Let me assume (without a lengthy footnote exploring the present academic discussion…) that the study of (Christian) ‘spirituality’ is fundamentally a discussion and interrogation of the ways in which (Christian) people find personally-meaningful connection with the awesome reality that is the triune God. On this basis, spirituality cannot be reduced to technique – there are, simply, no practices we can engage in which will guarantee God’s response – but it can be analysed in terms of discipline – there are many practices we engage in which seem, for at least some practitioners, to tend to promote (an awareness of) divine response. (Parentheses to duck the question of whether practices in fact lead to divine response, or whether God always responds, but our practices aid our awareness of that.) On this basis, it seems to me that the basic orientation of charismatic spirituality, expressed in traditions of contemporary worship, is remarkably similar to the basic orientation of contemplative spirituality.

I am aware of (some of) the many schools of traditional contemplative spirituality, and thus of the danger of generalising; for the sake of a blog post, however, I generalise. Many historical Christian traditions of spirituality school their disciples in practices of lengthy attentiveness, with words, images, or objects providing a helpful focus for this attentiveness. Somehow (and it is variously theorised) such lengthy attentiveness results in an awareness of God’s presence, and an experience of divine activity towards one’s own soul, that is held to be either the goal of the practice of prayer, or at least a substantial good to be achieved by the practice of prayer.
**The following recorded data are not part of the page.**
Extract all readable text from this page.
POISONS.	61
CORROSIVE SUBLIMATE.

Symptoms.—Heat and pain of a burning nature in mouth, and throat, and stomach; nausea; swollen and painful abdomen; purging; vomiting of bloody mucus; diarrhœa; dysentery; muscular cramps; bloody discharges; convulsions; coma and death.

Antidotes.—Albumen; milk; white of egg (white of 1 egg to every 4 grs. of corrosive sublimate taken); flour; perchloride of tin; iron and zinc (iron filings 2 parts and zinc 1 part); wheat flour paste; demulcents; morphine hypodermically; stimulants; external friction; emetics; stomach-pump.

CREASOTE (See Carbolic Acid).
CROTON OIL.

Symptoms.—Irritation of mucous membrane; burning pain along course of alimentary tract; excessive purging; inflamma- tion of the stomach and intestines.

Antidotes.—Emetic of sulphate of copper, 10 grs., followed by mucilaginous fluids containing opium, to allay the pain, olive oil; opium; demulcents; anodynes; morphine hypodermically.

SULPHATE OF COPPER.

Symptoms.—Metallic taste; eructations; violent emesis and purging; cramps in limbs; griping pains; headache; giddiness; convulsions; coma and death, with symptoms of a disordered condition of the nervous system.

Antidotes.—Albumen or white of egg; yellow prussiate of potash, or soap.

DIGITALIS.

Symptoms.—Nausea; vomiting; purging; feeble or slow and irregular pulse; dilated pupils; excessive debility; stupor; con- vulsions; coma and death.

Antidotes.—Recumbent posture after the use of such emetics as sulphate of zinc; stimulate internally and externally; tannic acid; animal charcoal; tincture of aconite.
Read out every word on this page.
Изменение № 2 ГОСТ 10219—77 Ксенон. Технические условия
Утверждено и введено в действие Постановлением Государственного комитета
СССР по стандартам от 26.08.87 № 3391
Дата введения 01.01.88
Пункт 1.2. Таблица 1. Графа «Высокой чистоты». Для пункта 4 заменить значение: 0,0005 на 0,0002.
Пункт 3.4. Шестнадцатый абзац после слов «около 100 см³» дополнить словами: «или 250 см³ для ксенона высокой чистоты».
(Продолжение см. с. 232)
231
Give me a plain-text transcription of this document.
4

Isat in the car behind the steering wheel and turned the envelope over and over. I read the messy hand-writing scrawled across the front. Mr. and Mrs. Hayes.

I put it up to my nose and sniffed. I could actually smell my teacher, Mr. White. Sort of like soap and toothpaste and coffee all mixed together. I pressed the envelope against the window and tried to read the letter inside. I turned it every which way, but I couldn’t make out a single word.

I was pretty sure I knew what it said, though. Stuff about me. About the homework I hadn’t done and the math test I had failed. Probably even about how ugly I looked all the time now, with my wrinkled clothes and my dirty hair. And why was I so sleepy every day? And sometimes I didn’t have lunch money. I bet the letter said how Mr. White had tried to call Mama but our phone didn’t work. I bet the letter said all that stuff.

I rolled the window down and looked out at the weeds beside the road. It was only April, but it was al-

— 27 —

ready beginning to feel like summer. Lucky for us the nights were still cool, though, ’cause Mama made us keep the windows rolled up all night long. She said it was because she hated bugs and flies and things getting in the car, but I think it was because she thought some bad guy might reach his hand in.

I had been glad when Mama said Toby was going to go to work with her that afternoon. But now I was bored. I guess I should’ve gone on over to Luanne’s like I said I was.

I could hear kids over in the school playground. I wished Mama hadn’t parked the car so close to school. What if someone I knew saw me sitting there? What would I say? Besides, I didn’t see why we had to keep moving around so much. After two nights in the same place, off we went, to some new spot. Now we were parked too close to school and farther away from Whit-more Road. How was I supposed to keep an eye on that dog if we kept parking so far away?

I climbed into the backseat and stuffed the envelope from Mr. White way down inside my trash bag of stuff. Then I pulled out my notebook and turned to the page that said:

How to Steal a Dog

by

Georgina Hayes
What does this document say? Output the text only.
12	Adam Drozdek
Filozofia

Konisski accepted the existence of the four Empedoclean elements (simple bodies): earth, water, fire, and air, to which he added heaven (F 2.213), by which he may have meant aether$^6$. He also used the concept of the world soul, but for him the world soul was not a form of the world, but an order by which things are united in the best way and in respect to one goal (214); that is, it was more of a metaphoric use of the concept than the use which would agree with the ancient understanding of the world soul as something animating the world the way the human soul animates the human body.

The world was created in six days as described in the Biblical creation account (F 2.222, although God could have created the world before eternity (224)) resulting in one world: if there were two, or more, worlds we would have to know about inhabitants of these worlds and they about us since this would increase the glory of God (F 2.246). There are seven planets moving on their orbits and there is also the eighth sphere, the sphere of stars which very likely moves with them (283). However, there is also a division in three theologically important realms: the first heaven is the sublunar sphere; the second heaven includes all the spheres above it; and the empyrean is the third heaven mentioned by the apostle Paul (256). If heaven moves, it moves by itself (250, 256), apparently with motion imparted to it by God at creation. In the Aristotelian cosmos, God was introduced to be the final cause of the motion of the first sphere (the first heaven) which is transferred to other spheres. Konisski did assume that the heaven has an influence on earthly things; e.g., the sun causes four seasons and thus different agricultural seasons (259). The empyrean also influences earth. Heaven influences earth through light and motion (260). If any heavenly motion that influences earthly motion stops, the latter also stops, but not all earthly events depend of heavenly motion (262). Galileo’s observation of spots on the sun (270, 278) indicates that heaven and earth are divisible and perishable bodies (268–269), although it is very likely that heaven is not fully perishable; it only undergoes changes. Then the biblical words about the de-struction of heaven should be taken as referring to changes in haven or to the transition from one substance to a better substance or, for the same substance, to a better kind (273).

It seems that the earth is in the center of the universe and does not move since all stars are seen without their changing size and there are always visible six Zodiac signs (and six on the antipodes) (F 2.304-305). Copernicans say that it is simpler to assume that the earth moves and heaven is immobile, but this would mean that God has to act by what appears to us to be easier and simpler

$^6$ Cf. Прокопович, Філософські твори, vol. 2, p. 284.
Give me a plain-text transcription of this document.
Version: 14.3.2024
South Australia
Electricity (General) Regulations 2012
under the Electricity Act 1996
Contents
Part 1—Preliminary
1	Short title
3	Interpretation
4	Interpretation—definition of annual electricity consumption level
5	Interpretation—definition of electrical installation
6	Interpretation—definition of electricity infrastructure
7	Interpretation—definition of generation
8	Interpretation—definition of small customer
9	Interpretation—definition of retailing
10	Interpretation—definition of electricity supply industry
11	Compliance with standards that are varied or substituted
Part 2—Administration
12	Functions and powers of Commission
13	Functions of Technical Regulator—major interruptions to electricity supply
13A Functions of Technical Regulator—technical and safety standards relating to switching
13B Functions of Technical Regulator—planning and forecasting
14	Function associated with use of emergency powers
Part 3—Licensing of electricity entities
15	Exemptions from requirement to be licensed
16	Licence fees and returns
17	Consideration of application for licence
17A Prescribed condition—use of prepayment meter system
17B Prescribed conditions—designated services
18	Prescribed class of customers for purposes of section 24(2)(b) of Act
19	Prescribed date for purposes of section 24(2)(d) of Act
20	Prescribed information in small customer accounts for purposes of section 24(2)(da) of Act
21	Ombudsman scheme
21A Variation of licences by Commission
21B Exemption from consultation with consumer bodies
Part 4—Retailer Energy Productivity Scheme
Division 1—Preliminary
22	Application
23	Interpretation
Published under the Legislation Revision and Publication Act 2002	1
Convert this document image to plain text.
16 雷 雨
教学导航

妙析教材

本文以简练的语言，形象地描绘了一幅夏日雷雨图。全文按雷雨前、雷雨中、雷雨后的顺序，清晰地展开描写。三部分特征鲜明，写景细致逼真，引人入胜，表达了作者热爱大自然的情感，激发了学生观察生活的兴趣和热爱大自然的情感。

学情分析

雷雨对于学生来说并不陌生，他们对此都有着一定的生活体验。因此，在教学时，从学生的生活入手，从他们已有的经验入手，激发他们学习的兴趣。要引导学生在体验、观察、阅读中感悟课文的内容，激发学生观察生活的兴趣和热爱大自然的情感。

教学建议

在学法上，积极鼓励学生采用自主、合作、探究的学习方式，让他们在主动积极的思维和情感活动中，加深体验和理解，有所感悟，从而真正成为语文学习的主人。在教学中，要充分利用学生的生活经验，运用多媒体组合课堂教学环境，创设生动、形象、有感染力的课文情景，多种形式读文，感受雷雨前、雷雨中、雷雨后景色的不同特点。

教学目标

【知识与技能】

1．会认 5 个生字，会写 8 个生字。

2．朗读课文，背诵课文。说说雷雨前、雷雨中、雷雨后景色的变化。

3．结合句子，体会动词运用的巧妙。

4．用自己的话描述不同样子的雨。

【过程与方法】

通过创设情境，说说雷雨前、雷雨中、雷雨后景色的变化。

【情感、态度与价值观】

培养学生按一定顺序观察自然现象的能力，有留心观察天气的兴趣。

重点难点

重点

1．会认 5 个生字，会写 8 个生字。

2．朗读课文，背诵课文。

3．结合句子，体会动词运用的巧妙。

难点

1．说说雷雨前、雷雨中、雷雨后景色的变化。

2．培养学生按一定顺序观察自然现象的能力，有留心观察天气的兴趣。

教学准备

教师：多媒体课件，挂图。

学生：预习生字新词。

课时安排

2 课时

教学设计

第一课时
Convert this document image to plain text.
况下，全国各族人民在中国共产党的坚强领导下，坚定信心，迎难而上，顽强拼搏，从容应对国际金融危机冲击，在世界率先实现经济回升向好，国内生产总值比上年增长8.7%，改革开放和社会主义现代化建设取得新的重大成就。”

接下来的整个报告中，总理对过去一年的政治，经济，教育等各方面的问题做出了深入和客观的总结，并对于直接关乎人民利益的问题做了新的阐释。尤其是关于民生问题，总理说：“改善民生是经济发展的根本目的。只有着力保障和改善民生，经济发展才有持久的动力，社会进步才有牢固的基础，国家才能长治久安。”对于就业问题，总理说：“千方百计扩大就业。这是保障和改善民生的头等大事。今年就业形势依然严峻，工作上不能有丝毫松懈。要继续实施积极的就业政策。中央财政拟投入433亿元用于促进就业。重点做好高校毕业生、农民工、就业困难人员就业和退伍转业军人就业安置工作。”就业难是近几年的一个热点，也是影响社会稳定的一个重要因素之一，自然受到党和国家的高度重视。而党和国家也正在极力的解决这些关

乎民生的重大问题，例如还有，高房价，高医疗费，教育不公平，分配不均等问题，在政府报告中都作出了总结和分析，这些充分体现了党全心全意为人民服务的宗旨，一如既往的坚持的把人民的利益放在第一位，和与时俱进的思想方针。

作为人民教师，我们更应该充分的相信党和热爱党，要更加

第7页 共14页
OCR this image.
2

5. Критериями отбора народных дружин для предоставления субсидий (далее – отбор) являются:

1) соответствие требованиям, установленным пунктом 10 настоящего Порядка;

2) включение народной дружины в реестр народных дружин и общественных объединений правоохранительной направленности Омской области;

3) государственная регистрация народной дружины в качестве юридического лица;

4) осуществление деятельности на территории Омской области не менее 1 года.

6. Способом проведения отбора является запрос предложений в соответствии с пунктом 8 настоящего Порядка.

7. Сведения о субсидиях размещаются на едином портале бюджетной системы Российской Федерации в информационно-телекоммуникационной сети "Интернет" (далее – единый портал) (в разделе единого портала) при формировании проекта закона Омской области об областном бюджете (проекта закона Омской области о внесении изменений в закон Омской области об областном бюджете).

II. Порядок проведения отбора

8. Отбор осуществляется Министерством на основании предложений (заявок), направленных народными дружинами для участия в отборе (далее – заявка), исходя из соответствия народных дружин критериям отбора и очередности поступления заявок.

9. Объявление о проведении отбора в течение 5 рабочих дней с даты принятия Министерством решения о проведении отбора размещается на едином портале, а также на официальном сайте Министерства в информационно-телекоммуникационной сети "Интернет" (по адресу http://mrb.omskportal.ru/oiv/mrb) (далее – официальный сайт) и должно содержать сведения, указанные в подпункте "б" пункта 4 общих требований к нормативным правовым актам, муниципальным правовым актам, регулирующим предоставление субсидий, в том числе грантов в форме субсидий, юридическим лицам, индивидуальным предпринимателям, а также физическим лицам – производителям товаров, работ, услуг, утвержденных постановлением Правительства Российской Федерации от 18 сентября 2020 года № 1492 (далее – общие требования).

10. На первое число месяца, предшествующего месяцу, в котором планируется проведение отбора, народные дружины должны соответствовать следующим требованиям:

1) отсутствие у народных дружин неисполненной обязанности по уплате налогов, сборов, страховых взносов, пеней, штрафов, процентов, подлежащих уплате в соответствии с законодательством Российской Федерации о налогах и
The endless repetition of the ‘Jesus Prayer’ commended in the anonymous Russian Way of the Pilgrim; the practice of lectio Divina; meditation on object or phrase, be it candle, host, rock, or fragment of liturgy; even exercises directing mental focus to particular parts of the body – all seem to suggest that sustained attention or focus somehow allows openness to God’s life and activity. (I am aware of criticisms of this analysis in, e.g., Turner’s Darkness of God; to the extent that they highlight that the modern obsession with felt experience can eclipse the reality of divine action, I wholeheartedly agree with them; but I do not think that this changes my argument here very much.)

The fundamental mode of charismatic spirituality, the extended time of worship, functions in exactly the same way, it seems to me. Through the repetition of songs and the extended time of singing, the worshipper is enabled to leave behind whatever baggage she brought with her into the meeting and to become focused in serious and transformative ways on God’s presence and action. Again, sustained attention or focus somehow allows openness to God’s life and activity.

The two traditions are surprisingly congruent; it should be no surprise that some of us – like me – find nourishment in both.